Writing certainly is slow work. Mary had never realized how slow but she holds tight her impatience, makes herself repeat and repeat each sentence, watching the pen move snail-like across the thick paper, and after a week three pages are covered in Rachel's fine web-like writing.
Except for the growing bulge below the girl's waist it is almost as if Stephen Vincent had never set foot on the Cape. Rachel and her great-grandmother are together all the tinne. Mary sits in the rocker they have pulled over to the front of the stove while Rachel, curled up on the couch, reads Lavinia's words. This, too, is slow. Lavinia's writing is hard to make out, there are many misspellings, lines scratched over and dribbling into illegibility.
All in all Mary is disappointed.
“'Tis like the Bible,” Vinnie had said and Mary had believed her, had expected stories of giants and floods, of storms and bolts of lightning coming out of heaven, yams with great ringing phrases, rolling words like those that leapt from Ned's mouth when he was happy or excited. Instead Lavinia has written of women clearing gardens, of making fish, or hay, or candles—mundane things Mary would not have given the time of day to.
“Whenever is she goin' to get around to somethin' happenin'?” the old woman would ask peevishly after Rachel has been reading about berry-picking or boat building for an hour. Yet, when they do come to one of Lavinia's accounts of something happening, Mary is no better pleased, interrupting the girl's reading to insist that Lavinia has lied or completely misunderstood.
“Put the rights of it down there,” Mary orders. And pointing to the white space around the edge of the page she dictates her own version of the event.
Sometimes she feels the past pressing down on her like the lid of a coffin. All she wants is to sit alone and think about it, work out the way it really was. When this happens Mary says she is tired, wants to take a spell and contrives some message, anything that will get Rachel outdoors, breathing a bit of fresh air into her lungs.
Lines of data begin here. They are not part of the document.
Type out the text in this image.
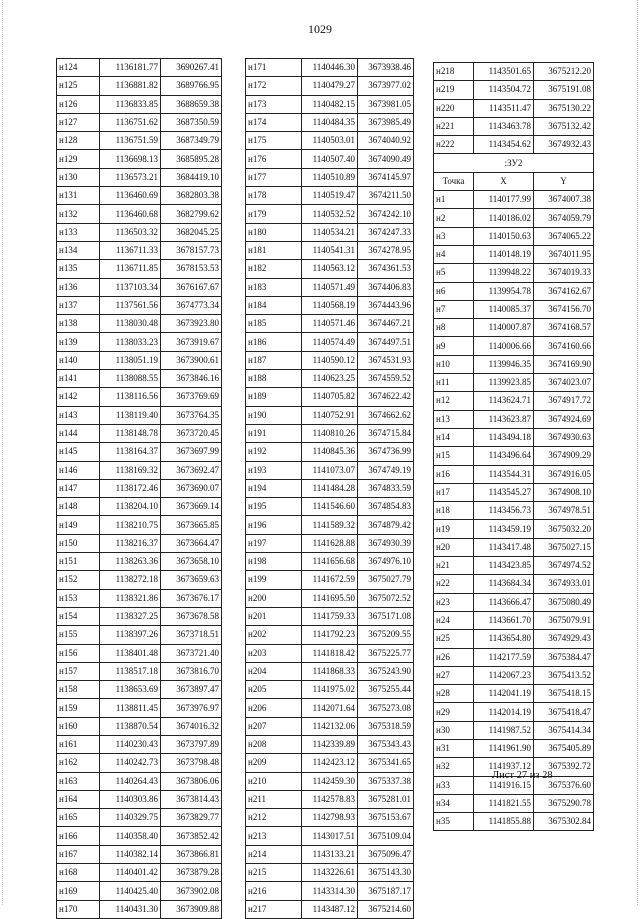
1029
н124	1136181.77	3690267.41
н125	1136881.82	3689766.95
н126	1136833.85	3688659.38
н127	1136751.62	3687350.59
н128	1136751.59	3687349.79
н129	1136698.13	3685895.28
н130	1136573.21	3684419.10
н131	1136460.69	3682803.38
н132	1136460.68	3682799.62
н133	1136503.32	3682045.25
н134	1136711.33	3678157.73
н135	1136711.85	3678153.53
н136	1137103.34	3676167.67
н137	1137561.56	3674773.34
н138	1138030.48	3673923.80
н139	1138033.23	3673919.67
н140	1138051.19	3673900.61
н141	1138088.55	3673846.16
н142	1138116.56	3673769.69
н143	1138119.40	3673764.35
н144	1138148.78	3673720.45
н145	1138164.37	3673697.99
н146	1138169.32	3673692.47
н147	1138172.46	3673690.07
н148	1138204.10	3673669.14
н149	1138210.75	3673665.85
н150	1138216.37	3673664.47
н151	1138263.36	3673658.10
н152	1138272.18	3673659.63
н153	1138321.86	3673676.17
н154	1138327.25	3673678.58
н155	1138397.26	3673718.51
н156	1138401.48	3673721.40
н157	1138517.18	3673816.70
н158	1138653.69	3673897.47
н159	1138811.45	3673976.97
н160	1138870.54	3674016.32
н161	1140230.43	3673797.89
н162	1140242.73	3673798.48
н163	1140264.43	3673806.06
н164	1140303.86	3673814.43
н165	1140329.75	3673829.77
н166	1140358.40	3673852.42
н167	1140382.14	3673866.81
н168	1140401.42	3673879.28
н169	1140425.40	3673902.08
н170	1140431.30	3673909.88
н171	1140446.30	3673938.46
н172	1140479.27	3673977.02
н173	1140482.15	3673981.05
н174	1140484.35	3673985.49
н175	1140503.01	3674040.92
н176	1140507.40	3674090.49
н177	1140510.89	3674145.97
н178	1140519.47	3674211.50
н179	1140532.52	3674242.10
н180	1140534.21	3674247.33
н181	1140541.31	3674278.95
н182	1140563.12	3674361.53
н183	1140571.49	3674406.83
н184	1140568.19	3674443.96
н185	1140571.46	3674467.21
н186	1140574.49	3674497.51
н187	1140590.12	3674531.93
н188	1140623.25	3674559.52
н189	1140705.82	3674622.42
н190	1140752.91	3674662.62
н191	1140810.26	3674715.84
н192	1140845.36	3674736.99
н193	1141073.07	3674749.19
н194	1141484.28	3674833.59
н195	1141546.60	3674854.83
н196	1141589.32	3674879.42
н197	1141628.88	3674930.39
н198	1141656.68	3674976.10
н199	1141672.59	3675027.79
н200	1141695.50	3675072.52
н201	1141759.33	3675171.08
н202	1141792.23	3675209.55
н203	1141818.42	3675225.77
н204	1141868.33	3675243.90
н205	1141975.02	3675255.44
н206	1142071.64	3675273.08
н207	1142132.06	3675318.59
н208	1142339.89	3675343.43
н209	1142423.12	3675341.65
н210	1142459.30	3675337.38
н211	1142578.83	3675281.01
н212	1142798.93	3675153.67
н213	1143017.51	3675109.04
н214	1143133.21	3675096.47
н215	1143226.61	3675143.30
н216	1143314.30	3675187.17
н217	1143487.12	3675214.60
н218	1143501.65	3675212.20
н219	1143504.72	3675191.08
н220	1143511.47	3675130.22
н221	1143463.78	3675132.42
н222	1143454.62	3674932.43
:ЗУ2		
Точка	X	Y
н1	1140177.99	3674007.38
н2	1140186.02	3674059.79
н3	1140150.63	3674065.22
н4	1140148.19	3674011.95
н5	1139948.22	3674019.33
н6	1139954.78	3674162.67
н7	1140085.37	3674156.70
н8	1140007.87	3674168.57
н9	1140006.66	3674160.66
н10	1139946.35	3674169.90
н11	1139923.85	3674023.07
н12	1143624.71	3674917.72
н13	1143623.87	3674924.69
н14	1143494.18	3674930.63
н15	1143496.64	3674909.29
н16	1143544.31	3674916.05
н17	1143545.27	3674908.10
н18	1143456.73	3674978.51
н19	1143459.19	3675032.20
н20	1143417.48	3675027.15
н21	1143423.85	3674974.52
н22	1143684.34	3674933.01
н23	1143666.47	3675080.49
н24	1143661.70	3675079.91
н25	1143654.80	3674929.43
н26	1142177.59	3675384.47
н27	1142067.23	3675413.52
н28	1142041.19	3675418.15
н29	1142014.19	3675418.47
н30	1141987.52	3675414.34
н31	1141961.90	3675405.89
н32	1141937.12	3675392.72
н33	1141916.15	3675376.60
н34	1141821.55	3675290.78
н35	1141855.88	3675302.84
Лист 27 из 28
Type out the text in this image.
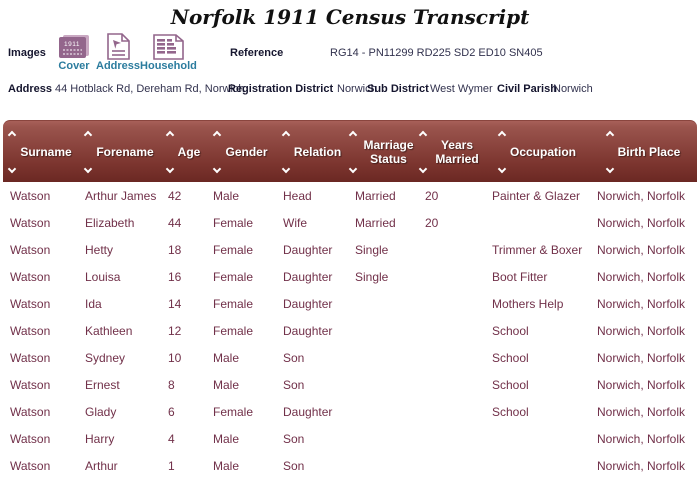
Norfolk 1911 Census Transcript
Images
1911
Cover Address Household
Reference	RG14 - PN11299 RD225 SD2 ED10 SN405
Address 44 Hotblack Rd, Dereham Rd, Norwich
Registration District Norwich
Sub District West Wymer Civil Parish
Norwich
Surname	Forename	Age	Gender	Relation	Marriage Status	Years Married	Occupation	Birth Place

Watson	Arthur James	42	Male	Head	Married	20	Painter & Glazer	Norwich, Norfolk
Watson	Elizabeth	44	Female	Wife	Married	20		Norwich, Norfolk
Watson	Hetty	18	Female	Daughter	Single		Trimmer & Boxer	Norwich, Norfolk
Watson	Louisa	16	Female	Daughter	Single		Boot Fitter	Norwich, Norfolk
Watson	Ida	14	Female	Daughter			Mothers Help	Norwich, Norfolk
Watson	Kathleen	12	Female	Daughter			School	Norwich, Norfolk
Watson	Sydney	10	Male	Son			School	Norwich, Norfolk
Watson	Ernest	8	Male	Son			School	Norwich, Norfolk
Watson	Glady	6	Female	Daughter			School	Norwich, Norfolk
Watson	Harry	4	Male	Son				Norwich, Norfolk
Watson	Arthur	1	Male	Son				Norwich, Norfolk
Cautioning the girl not to say a word outside the house about what they are doing, Mary sends her to borrow thread, to bring in wood or water, to check on the hens or shovel snow off the bridge.
Still, they spend most of each day huddled by the stove, reading and writing, so content that sometimes it is late evening before they realize they have not eaten since morning. Suddenly famished, they warm soup Jessie has brought or get cups of tea and thick slices of bread spread with molasses. Rachel brings the food over to the fire, carrying it on Mary's old tin tray. They eat in companionable silence, staring into the embers and thinking about Lavinia and Thomas, Meg and Ben, about Moses and Ned and the Vincents, who are becoming more real to them than the people in the surrounding houses.